- Interactive map of Kewadin Casino, Hotel and Convention Center
- Location: 2186 Shunk Road Sault Ste. Marie, Michigan 49783; 46°28′33″N 84°19′24″W﻿ / ﻿46.47575°N 84.32329°W;
- Opened: November 1985; 40 years ago
- No. of rooms: 320
- Casino type: Land-based
- Owner: Sault Ste. Marie Tribe of Chippewa Indians
- Website: www.kewadin.com/sault

= Kewadin Casino, Hotel and Convention Center =

Kewadin Casino, Hotel and Convention Center is a casino, hotel, and convention center in Sault Ste. Marie, Michigan which opened in November 1985. It is one of the Kewadin Casinos, which are all owned and operated by the Sault Tribe of Chippewa Indians.

== History ==
The Sault Tribe of Chippewa Indians Board of Directors approved the opening of a casino in 1984. The Kewadin Casino, Hotel and Convention Center opened in November 1985, originally as a one-room blackjack house.

The facility was expanded in 1988, 1992, 1993, 1994, 1997, and 2004.

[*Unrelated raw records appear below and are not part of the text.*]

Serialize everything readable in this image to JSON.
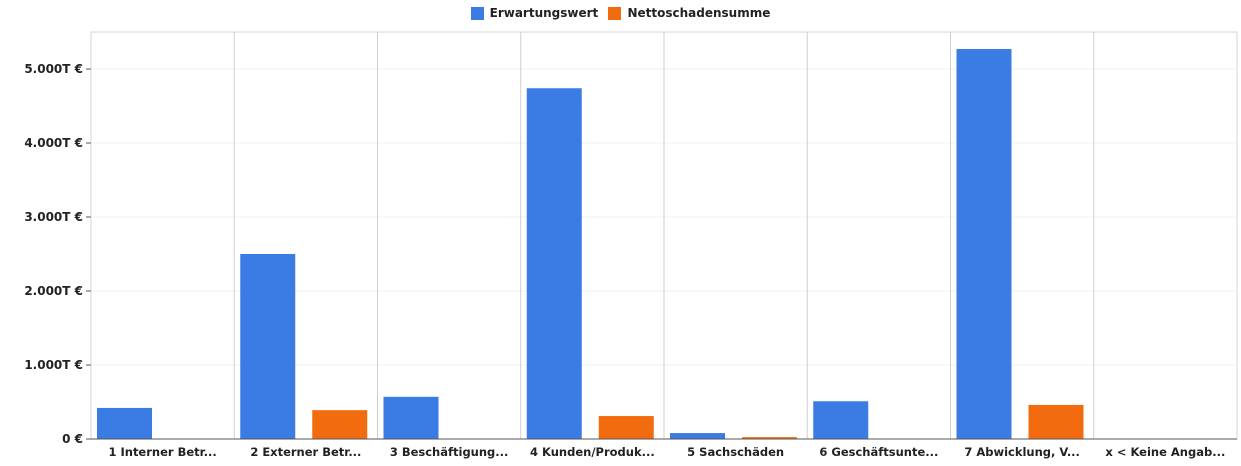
{
  "chart_data": {
    "type": "bar",
    "title": "",
    "xlabel": "",
    "ylabel": "",
    "ylim": [
      0,
      5500
    ],
    "yticks": [
      0,
      1000,
      2000,
      3000,
      4000,
      5000
    ],
    "ytick_labels": [
      "0 €",
      "1.000T €",
      "2.000T €",
      "3.000T €",
      "4.000T €",
      "5.000T €"
    ],
    "categories": [
      "1 Interner Betr...",
      "2 Externer Betr...",
      "3 Beschäftigung...",
      "4 Kunden/Produk...",
      "5 Sachschäden",
      "6 Geschäftsunte...",
      "7 Abwicklung, V...",
      "x < Keine Angab..."
    ],
    "series": [
      {
        "name": "Erwartungswert",
        "color": "#3b7be4",
        "values": [
          420,
          2500,
          570,
          4740,
          80,
          510,
          5270,
          0
        ]
      },
      {
        "name": "Nettoschadensumme",
        "color": "#f26b0f",
        "values": [
          0,
          390,
          0,
          310,
          25,
          0,
          460,
          0
        ]
      }
    ],
    "legend_position": "top-center",
    "grid": true
  }
}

In June 2011, an anonymous tip led to the arrest of two Oklahoma residents by the Sault Ste. Marie Tribal Police after being observed by casino security personnel of using a device to manipulating gaming machines into paying larger payouts. A subsequent investigation by the Sault Ste. Marie Tribal Police and Federal Bureau of Investigation revealed that six individuals had been working together and traveled to the casino on 52 weekends between June 2009 and June 2011 stealing approximately $310,000 from the casino. In October 2013, the six each pleaded guilty to a count of conspiracy to commit theft from a gaming establishment on Indian lands. They were each sentenced by U.S. District Judge Robert Holmes Bell on March 1, 2014.

== Features ==
Kewadin Casino, Hotel and Convention Center includes a casino gaming space, a 320-room hotel, and a 25,000 sqft convention center. The facility also includes 3,272 sqft of kitchen space and a 12,019 sqft restaurant which serves over 400,000 people per year. The facility's Dreamcatchers restaurant includes keno gaming.